• BBC Debuts Mobile IPlayer Downloads
    Programmes downloaded will be available up to 30 days on mobile devices and do not need a WI-FI or 3G signal. Once a user presses play to view a programme, they are able to watch it for seven more days. The feature also allows users to watch programmes on their mobile when abroad. The feature is currently available on iPad, iPhone and iPod touch devices and will be rolled out to Android devices soon.
  • Free Mobile Says It Has 5.4% of French Market
    The disruptive French mobile operator Free Mobile has attracted 3.6 million mobile phone customers after only six months in operation, according to its parent company, Iliad. The company said Free Mobile has already captured 5.4% of the French mobile market, and believes it can achieve significantly more. "When we look at the wave of subscribers we've gotten on mobile and fixed, we have hints telling us that it won't just stop from one day to the next," Iliad CFO Thomas Reynaud said in an interview with Bloomberg.
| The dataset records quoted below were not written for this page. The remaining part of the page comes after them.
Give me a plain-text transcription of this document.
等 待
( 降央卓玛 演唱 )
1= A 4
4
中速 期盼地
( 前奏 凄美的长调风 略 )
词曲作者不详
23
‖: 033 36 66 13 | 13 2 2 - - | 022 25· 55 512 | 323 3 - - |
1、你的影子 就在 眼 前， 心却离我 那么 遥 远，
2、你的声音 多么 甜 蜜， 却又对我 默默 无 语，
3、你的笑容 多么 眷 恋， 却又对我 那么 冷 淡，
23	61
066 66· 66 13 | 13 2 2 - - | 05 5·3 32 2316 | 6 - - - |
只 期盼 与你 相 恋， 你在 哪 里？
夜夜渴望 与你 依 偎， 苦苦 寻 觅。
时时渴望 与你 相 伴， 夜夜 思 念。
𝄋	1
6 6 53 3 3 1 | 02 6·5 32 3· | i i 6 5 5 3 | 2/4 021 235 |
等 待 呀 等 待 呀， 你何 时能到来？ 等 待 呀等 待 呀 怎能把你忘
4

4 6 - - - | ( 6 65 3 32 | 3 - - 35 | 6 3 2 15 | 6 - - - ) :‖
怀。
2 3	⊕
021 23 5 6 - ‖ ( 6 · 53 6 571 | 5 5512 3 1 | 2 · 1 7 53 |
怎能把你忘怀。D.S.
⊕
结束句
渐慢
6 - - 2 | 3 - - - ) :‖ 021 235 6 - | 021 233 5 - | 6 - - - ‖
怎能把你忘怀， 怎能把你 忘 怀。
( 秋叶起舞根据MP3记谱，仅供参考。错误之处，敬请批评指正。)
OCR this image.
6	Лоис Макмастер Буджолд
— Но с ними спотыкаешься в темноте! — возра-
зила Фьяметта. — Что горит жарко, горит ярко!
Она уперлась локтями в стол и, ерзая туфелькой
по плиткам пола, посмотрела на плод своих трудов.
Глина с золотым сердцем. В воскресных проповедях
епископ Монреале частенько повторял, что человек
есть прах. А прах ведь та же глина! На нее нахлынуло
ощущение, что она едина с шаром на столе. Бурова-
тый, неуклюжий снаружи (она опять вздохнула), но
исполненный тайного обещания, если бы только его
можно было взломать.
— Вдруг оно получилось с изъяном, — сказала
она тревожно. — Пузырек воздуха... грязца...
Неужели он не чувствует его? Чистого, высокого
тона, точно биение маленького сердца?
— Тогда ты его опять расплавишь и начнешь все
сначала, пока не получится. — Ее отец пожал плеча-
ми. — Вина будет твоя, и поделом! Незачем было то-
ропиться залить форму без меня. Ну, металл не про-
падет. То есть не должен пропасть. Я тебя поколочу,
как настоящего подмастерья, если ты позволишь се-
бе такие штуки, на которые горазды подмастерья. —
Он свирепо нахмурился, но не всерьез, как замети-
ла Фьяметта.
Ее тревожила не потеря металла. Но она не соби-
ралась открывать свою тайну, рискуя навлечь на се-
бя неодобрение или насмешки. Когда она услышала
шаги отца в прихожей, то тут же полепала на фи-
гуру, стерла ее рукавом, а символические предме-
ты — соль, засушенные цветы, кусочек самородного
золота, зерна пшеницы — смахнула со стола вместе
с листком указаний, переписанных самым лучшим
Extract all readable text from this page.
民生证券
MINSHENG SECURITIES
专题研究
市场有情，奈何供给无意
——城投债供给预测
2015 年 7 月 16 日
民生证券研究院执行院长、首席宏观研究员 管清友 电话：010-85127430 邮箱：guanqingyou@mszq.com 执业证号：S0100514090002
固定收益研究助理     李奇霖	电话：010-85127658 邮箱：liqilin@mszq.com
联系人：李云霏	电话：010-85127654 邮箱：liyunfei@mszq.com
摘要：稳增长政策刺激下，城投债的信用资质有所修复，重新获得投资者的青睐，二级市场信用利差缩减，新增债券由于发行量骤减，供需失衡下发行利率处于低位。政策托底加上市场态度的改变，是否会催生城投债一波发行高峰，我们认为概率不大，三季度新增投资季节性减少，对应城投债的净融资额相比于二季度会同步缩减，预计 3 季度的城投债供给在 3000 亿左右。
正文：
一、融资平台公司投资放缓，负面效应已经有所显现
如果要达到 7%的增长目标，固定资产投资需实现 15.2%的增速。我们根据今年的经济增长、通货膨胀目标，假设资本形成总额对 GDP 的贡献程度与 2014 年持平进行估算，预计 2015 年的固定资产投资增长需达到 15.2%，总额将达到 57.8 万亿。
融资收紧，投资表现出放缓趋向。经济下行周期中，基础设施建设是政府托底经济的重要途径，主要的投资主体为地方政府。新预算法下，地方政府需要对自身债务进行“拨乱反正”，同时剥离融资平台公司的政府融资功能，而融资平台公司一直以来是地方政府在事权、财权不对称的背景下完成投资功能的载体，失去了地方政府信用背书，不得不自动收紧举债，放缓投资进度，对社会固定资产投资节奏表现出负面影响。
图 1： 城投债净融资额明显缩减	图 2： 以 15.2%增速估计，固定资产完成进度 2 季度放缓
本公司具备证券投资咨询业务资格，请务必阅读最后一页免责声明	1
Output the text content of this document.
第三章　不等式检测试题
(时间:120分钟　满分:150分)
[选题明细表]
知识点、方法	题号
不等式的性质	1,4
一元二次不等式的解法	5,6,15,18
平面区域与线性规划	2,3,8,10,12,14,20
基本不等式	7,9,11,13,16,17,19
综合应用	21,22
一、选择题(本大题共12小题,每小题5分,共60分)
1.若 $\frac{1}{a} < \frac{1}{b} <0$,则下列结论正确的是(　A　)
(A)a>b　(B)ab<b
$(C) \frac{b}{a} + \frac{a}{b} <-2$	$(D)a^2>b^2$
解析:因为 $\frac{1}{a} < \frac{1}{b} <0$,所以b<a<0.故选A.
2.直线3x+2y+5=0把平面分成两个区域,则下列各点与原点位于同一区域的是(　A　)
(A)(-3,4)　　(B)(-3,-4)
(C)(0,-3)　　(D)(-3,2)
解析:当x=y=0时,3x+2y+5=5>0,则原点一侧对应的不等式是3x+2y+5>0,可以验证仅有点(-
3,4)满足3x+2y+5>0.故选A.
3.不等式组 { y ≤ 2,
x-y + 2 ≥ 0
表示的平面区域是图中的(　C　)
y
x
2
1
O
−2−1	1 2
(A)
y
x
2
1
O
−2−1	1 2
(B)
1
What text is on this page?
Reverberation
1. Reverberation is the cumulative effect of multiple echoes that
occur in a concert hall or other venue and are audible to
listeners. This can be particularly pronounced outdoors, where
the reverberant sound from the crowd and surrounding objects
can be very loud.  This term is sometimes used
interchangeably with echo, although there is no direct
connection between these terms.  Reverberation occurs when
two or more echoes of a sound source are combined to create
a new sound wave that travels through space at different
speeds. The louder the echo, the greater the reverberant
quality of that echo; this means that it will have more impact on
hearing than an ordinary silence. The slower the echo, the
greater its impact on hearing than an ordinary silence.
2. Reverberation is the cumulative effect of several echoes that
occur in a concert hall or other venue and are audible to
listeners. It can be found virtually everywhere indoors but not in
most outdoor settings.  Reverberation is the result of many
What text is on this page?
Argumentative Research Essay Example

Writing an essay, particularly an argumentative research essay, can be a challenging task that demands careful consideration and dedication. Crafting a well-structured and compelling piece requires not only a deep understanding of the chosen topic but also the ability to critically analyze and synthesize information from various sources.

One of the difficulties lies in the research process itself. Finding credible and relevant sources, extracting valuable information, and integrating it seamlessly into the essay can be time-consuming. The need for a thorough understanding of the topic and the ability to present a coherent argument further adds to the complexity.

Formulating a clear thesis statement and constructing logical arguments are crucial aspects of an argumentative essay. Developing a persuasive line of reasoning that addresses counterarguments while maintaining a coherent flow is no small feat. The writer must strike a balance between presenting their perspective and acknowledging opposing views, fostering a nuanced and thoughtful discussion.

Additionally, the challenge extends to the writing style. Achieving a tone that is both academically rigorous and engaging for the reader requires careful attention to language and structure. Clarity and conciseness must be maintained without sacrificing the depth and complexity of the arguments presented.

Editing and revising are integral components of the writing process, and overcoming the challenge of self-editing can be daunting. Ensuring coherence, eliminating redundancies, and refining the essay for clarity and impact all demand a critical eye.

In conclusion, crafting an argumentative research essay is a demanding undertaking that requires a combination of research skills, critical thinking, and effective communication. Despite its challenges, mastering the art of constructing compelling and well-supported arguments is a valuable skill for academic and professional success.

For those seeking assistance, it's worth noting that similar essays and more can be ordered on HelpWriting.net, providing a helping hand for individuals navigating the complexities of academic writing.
  • Telegraph Makes Huge Investment In Live Video
    Telegraph Media Group is supplying its journalists with a "backpack device" to stream content. TMG today announced a "substantial new investment" in live streaming facilities that would allow it to broadcast live video footage on an "unprecedented scale". Those new facilities include a "backpack device allowing high quality live video to be sent over 3G networks", a permanent circuit from BT Tower, and feeds from the Associated Press.
  • Vogue Takes 'More Elegant Visual Approach'
    Vogue.co.uk has revamped its online presence, with a new site that launches today, ahead of the spring 2013 show season. British Vogue's editor Alexandra Shulman described the new site as taking a "more elegant visual approach," which she said is closer to the experience of reading the print magazine. She noted it would continued to "capitalize on the timeliness, newsworthiness and excitement of the Web." Indeed, the new site makes images the focus of its homepage.
  • German Scientists Find Internet Addiction Gene
    Although the world wide web has been around for less than a generation, Dr Christian Montag from the University of Bonn, said they had found a gene in people who could not drag themselves away. Most were women. Dr Montag said that, biologically speaking, internet addiction had the same genetic cause as smoking addiction. He said: "Internet addiction is not a figment of our imagination. Researchers and therapists are increasingly closing in on it."
  • Scottish Comedian Turns Attention To Internet
    The author of The Thick of It has written a pilot episode about the world of social media for an American television company. Armando Iannucci is in discussions with HBO, the cable company that made The Wire andThe Sopranos. He tells Andrew Rawnsley, the Observer's chief political commentator, in the New Review that he is unlikely to write another series of The Thick of It and plans to focus his attention on the new centre of power in California's Silicon Valley.
  • Paralympic Athletes Blog For Samsung
    Samsung has enlisted paralympic athletes to create social media content for the brands latest campaign, marketingweek.co.uk reports. The 50 selected athletes will create blogs and videos, using Samsung's Galaxy Note tablet, for part of the brand's 'Sport Doesn't Care Who You Are- Everyone Can Take Part- global Olympic campaign. The content will be published on Samsung's Olympic hub, social media platforms, as well as the International Paralympic Committee and Locog sites.
  • Online Journalism Awards Finalists Are Named
    The list of finalists for the 2012 Online Journalism Awards has been announced. Winners revealed and honoured at the Online News Association (ONA) conference next month. The Guardian is a finalist in the 'explanatory reporting' category for large news outlets for Gay Rights, State by State (and Beyond), which is by the Guardian in America interactive team. Storify and NewsCred are both finalists in the award for 'technical innovation in the service of digital journalism'. The full list of finalists is at this link.
  • Hits Keep Coming: UK News Site Tweaks Content
    Pluggedin.co.uk, a U.K.-based electronics and technology news site, wants tech enthusiasts to find its site and past visitors to keep coming back to it. And so it's posting content that the Google News search algorithm likes. The strategy is helping Pluggedin get picked up by Google News, allowing it to expand its audience and attract more traffic.
  • Web TV: Toshiba, LG, Philips Team On System
    It will be used for listening music through the internet on TV sets. Toshiba, LG Electronics and Royal Philips Electronics have teamed up to develop a unified system for listening music, watching videos and playing games through the internet on TV sets. The television makers are expecting that the mobile phone users who are accessing online content may like to access it through big screen on TV.